Operation Meghdoot was the first assault launched at the world’s highest and toughest battlefield. Sitting astride two disputed boundaries with Pakistan and China, Siachen is a 76.4 kilometre-long glacier in the Karakoram range, covers around 10,000 square kilometres of uninhabited terrain.

In 1974, Pakistan started permitting their mountaineering expeditions into Siachen Glacier. By the spring of 1983, India understood that it needed to maintain a close watch on Siachen. On this day in 1984, a platoon of 4 Kumaon regiment led by then Captain Sanjay Kulkarni planted the first Indian Flag on Siachen Glacier at Bilafond La which began Operation Meghdoot.

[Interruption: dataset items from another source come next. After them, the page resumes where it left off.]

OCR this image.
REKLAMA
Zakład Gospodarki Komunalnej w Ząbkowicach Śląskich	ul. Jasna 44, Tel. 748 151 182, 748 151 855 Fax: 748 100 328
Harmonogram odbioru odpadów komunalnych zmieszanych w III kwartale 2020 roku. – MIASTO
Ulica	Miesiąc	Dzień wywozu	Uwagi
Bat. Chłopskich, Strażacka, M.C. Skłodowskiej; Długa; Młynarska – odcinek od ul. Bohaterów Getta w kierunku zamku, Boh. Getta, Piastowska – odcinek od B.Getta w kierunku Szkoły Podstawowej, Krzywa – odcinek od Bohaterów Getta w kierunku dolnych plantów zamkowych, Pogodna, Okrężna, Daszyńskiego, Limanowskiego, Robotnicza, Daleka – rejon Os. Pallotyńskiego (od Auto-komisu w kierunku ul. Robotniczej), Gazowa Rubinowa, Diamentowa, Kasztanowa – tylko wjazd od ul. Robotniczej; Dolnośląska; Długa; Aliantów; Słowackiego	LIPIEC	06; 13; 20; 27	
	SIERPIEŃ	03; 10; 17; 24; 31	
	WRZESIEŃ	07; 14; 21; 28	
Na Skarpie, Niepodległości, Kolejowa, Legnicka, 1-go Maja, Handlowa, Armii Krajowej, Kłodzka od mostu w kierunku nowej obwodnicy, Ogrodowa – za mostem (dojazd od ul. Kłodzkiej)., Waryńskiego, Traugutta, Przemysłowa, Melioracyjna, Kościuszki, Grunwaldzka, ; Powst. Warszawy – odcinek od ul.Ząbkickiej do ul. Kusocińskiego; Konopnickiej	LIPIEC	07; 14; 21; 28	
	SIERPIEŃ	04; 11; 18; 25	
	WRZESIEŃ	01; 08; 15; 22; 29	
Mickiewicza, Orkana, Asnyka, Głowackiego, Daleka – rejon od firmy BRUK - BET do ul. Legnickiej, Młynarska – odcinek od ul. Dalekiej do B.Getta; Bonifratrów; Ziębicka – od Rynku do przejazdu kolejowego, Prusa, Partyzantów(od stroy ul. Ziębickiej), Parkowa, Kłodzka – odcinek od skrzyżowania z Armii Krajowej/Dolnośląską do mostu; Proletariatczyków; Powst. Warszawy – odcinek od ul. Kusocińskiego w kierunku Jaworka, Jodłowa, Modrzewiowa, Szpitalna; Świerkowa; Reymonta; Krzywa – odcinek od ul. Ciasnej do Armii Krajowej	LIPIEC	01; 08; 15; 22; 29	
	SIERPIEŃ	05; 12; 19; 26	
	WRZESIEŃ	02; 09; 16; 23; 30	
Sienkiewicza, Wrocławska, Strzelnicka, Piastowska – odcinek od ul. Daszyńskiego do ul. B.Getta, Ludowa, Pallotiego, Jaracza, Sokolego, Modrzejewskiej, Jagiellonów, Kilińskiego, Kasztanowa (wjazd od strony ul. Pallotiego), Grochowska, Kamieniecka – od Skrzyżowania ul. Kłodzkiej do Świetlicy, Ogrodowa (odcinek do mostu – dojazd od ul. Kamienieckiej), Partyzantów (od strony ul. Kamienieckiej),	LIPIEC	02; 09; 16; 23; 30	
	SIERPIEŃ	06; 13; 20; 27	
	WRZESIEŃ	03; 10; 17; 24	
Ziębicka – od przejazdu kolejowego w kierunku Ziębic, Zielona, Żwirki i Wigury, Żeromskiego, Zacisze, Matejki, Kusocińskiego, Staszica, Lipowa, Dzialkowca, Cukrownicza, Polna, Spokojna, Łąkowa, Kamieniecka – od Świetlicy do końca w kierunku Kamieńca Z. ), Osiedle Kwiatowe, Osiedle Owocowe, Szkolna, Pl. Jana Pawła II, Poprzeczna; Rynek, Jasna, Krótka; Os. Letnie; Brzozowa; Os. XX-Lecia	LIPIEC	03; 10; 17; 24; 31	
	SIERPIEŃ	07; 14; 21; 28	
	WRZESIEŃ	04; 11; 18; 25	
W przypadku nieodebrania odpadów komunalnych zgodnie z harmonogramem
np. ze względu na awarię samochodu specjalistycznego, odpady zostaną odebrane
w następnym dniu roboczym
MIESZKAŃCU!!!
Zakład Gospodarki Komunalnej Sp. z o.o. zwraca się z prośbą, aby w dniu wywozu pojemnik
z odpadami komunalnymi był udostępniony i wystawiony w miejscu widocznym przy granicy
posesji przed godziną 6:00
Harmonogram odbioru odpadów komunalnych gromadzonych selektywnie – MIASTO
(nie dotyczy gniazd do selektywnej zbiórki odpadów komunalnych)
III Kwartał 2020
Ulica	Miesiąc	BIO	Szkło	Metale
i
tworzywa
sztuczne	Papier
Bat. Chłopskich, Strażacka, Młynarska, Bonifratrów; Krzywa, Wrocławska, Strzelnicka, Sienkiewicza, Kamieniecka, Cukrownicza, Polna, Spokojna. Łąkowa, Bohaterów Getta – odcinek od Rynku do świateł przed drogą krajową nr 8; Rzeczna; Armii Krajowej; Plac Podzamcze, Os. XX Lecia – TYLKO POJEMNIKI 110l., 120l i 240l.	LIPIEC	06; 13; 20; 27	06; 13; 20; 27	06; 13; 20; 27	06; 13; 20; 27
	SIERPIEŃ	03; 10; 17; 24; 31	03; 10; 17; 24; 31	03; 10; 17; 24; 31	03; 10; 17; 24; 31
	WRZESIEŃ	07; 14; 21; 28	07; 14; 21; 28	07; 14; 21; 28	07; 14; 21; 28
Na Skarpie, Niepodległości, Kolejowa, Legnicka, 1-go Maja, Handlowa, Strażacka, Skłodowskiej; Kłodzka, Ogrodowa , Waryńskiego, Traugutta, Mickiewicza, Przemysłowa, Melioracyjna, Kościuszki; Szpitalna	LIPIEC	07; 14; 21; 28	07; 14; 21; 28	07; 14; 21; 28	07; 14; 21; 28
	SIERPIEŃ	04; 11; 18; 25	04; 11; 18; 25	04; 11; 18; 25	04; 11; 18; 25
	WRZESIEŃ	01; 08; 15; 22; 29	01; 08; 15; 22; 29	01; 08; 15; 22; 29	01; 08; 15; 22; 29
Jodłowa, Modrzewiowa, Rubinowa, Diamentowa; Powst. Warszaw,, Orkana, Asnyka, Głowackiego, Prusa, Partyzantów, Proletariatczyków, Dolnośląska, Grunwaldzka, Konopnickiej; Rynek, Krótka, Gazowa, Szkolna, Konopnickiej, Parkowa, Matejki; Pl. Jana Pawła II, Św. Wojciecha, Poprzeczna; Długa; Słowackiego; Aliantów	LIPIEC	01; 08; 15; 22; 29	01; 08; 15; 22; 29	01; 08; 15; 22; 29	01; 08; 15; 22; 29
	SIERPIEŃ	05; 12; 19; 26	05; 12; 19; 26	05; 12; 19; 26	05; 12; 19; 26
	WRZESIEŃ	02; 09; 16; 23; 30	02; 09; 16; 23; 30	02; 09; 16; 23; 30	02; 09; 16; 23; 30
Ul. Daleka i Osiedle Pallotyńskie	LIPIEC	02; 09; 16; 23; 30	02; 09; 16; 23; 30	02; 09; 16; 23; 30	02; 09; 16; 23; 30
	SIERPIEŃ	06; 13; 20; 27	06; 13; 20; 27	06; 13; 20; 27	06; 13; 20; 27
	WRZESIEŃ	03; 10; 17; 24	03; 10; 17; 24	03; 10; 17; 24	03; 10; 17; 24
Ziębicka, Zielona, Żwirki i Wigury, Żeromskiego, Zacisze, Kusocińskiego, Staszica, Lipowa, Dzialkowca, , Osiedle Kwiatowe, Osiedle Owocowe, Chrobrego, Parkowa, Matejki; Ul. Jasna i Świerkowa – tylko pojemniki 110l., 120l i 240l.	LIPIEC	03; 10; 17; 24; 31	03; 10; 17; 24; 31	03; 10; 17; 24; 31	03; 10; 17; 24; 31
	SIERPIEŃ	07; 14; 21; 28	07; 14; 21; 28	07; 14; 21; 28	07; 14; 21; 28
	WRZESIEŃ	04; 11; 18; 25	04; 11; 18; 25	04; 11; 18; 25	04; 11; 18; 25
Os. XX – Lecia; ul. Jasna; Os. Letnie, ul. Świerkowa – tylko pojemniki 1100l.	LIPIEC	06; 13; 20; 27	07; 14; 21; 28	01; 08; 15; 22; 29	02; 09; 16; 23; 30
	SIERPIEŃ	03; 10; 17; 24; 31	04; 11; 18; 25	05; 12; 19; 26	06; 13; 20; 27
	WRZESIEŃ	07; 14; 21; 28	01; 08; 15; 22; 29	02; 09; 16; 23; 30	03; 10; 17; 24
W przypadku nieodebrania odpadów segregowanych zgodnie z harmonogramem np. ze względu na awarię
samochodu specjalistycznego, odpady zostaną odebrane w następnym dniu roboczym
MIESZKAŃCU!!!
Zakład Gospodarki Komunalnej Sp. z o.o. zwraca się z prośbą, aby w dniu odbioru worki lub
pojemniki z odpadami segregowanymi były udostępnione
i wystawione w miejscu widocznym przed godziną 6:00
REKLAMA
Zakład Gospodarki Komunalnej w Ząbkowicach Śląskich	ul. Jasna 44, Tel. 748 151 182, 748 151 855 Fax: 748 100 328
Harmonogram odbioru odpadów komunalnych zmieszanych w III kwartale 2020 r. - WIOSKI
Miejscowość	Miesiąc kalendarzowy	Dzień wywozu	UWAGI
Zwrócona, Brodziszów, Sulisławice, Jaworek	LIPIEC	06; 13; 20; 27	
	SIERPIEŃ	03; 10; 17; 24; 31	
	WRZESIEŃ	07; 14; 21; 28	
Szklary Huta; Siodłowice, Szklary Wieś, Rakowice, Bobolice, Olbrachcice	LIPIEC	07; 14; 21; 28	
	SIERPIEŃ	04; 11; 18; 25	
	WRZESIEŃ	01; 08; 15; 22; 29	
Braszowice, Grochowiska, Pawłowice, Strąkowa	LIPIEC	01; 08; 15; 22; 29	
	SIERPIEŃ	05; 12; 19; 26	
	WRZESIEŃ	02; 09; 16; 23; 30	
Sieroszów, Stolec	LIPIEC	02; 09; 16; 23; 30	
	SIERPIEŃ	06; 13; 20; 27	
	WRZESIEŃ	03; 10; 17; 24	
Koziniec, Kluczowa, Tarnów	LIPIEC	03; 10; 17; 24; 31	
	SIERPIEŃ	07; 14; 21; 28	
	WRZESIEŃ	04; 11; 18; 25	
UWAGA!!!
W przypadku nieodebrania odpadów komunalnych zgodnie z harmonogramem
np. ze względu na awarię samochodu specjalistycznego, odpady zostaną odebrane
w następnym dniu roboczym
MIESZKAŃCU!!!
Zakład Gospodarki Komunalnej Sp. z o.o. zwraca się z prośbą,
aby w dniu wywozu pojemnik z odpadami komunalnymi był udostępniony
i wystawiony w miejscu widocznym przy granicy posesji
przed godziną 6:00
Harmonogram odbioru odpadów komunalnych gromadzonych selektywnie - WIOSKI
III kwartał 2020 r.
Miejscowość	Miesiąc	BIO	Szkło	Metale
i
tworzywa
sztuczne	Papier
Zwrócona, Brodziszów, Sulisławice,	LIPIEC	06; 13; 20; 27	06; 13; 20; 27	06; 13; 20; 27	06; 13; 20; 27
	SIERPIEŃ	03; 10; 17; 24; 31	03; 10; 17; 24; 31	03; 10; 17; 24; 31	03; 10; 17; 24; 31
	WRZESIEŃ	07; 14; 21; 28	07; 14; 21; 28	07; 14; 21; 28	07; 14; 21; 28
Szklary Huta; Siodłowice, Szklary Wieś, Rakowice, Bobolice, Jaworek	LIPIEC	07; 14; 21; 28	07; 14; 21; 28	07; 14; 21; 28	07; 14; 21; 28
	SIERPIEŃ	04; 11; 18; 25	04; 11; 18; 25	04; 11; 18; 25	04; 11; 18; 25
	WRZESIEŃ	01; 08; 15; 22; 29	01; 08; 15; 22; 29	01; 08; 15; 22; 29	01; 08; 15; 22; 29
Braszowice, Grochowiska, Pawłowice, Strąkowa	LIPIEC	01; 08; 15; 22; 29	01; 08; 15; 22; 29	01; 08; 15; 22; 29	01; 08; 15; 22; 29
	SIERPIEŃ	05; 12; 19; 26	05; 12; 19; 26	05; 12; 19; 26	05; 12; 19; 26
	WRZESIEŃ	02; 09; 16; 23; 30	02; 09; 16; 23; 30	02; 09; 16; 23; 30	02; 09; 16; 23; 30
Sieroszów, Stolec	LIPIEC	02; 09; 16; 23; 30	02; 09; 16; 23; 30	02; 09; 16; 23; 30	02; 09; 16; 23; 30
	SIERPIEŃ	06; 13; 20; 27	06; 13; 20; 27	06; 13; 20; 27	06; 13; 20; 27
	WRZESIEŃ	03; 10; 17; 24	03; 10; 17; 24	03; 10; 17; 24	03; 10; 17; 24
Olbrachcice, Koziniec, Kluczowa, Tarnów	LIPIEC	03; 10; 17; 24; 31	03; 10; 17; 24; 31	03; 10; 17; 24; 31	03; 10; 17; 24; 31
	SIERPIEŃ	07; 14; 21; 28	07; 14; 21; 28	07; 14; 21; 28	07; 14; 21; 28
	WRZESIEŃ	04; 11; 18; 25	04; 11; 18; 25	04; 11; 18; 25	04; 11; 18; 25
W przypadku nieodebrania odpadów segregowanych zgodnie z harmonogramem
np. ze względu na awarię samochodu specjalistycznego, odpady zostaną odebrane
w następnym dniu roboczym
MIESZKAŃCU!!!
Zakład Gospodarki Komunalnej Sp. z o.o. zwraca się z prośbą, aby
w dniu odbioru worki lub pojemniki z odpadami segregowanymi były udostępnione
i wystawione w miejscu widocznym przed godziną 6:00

Former Indian Army officer Lt Gen Yash Mor (Retd) said, “It is one of the glorious chapters in the history of modern India. Operation Meghdoot — The taking of the formidable Siachen glacier in a pre-emptive action by the Indian Army on April 13, 1984.””

“Pakistan army tried everything possible to recapture the glacier watershed but could never succeed in front of valour and bravery of our soldiers,” Gen Mor said, adding, “Till date over 11000 soldiers have sacrificed their lives in service to mother India.”